E-Land World, the de facto holding company of troubled retail conglomerate E-Land, pledged Thursday to complete last year’s goal of attracting one trillion won ($940 million) from external investors within this year’s first half.

The plan is part of a grand initiative to improve the group’s finances, which have been struggling for the last few years. In September, E-Land announced that it was in talks with a private equity firm to receive 1 trillion won of investment by December - that deal was not closed.

In an official statement on Thursday, E-Land’s disclosed that it succeeded in securing 200 billion won of the one trillion won goal from different investors.

“We received 100 billion won from Anchor Equity Partners, a global private equity firm, on Dec. 29 and are discussing with another foreign investor in order to receive payments worth 100 billion won this month,” said E-Land’s statement.

The 200 million won will lower the company’s debt ratio to below 200 percent. In late 2016 it reached as high as 315 percent.

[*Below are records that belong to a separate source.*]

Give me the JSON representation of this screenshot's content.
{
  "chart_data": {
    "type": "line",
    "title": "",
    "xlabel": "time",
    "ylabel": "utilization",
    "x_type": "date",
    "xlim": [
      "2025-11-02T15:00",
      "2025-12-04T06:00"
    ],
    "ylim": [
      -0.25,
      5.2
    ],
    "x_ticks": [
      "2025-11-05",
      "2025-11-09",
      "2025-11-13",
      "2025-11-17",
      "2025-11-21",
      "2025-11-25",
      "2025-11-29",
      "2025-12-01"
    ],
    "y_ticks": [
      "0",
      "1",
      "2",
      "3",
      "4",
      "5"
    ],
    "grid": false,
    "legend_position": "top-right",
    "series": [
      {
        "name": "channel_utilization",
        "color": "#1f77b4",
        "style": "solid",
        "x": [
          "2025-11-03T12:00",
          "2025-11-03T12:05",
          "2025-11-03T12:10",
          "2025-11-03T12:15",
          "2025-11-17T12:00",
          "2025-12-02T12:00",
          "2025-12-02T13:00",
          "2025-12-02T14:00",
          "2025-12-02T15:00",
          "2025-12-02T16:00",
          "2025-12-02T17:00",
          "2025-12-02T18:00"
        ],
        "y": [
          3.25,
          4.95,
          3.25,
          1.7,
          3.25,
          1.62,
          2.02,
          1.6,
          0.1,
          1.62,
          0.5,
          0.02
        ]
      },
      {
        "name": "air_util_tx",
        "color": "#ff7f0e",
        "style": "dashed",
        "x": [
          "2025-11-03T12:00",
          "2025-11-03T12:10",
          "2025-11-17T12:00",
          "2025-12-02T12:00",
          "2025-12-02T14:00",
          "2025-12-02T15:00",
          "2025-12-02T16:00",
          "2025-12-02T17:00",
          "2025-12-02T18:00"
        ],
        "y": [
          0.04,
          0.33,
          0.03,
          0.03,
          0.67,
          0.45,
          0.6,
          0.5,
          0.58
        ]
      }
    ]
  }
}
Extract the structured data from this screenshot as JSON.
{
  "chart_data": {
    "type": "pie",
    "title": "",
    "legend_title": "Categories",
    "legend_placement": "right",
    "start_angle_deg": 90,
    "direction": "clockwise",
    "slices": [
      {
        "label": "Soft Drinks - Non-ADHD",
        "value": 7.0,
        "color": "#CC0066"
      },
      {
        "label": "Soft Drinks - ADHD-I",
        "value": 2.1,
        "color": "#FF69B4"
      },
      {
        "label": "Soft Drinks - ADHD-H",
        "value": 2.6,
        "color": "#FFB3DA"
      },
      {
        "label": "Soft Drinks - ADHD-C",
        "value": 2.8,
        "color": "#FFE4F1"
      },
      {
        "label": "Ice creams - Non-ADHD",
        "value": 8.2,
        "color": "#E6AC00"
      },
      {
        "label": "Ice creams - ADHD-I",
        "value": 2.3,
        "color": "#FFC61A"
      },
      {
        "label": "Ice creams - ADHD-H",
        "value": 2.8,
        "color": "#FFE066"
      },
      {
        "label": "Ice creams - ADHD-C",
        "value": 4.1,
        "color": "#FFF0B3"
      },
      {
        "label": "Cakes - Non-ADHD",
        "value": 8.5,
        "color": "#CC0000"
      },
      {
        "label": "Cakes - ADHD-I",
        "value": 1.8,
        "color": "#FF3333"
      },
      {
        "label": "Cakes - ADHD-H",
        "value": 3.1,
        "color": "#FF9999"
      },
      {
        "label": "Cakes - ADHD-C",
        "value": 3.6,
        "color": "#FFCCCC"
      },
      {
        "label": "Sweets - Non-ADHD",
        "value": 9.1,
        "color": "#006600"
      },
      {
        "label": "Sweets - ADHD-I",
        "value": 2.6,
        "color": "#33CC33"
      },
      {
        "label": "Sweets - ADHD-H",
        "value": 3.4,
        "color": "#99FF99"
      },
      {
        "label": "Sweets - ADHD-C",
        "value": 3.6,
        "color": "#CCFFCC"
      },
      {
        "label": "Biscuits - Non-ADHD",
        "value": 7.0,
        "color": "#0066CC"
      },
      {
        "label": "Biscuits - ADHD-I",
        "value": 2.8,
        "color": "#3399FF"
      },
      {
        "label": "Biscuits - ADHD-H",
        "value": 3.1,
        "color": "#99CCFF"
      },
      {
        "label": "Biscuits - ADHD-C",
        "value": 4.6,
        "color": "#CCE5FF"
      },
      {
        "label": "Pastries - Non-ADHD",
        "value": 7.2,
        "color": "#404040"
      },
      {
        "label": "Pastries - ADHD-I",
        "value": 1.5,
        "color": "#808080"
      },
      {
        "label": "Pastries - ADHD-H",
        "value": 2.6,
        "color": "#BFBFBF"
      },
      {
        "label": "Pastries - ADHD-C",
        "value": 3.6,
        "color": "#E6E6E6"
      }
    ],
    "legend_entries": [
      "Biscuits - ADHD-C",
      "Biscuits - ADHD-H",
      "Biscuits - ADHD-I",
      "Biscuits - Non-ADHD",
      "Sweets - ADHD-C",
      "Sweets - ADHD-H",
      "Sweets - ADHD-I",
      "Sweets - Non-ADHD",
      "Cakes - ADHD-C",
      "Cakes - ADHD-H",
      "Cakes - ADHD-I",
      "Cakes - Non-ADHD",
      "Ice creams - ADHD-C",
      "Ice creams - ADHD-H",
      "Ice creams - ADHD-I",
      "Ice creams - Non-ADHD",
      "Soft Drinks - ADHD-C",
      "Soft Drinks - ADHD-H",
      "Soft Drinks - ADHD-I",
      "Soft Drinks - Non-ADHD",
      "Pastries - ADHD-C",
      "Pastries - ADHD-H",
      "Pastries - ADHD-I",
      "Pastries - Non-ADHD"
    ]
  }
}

Last year, the company went through a major reform in its business portfolio including sell-offs of several established fashion brands including Modern House and Teenie Weenie. It also reorganized its subsidiaries, moving closer to a holding company structure - another major goal set but not achieved last year.

Thursday’s statement said that E-Land had been aggressively pushing discussions to receive the one trillion won from a single investor, but were unable to close the deal.

“The company’s earnings and state of liquidity has been showing signs of improvement recently so we decided to take a more long-term perspective when it comes to attracting new investors,” it added. In November, E-Land’s fashion division recorded its highest sales ever, at 71 billion won.

In the past, E-Land raised capital through loans from financial institutes, leaning on the reputation of its successful brands. As some brands started to lose popularity in recent years, its capital also started to suffer.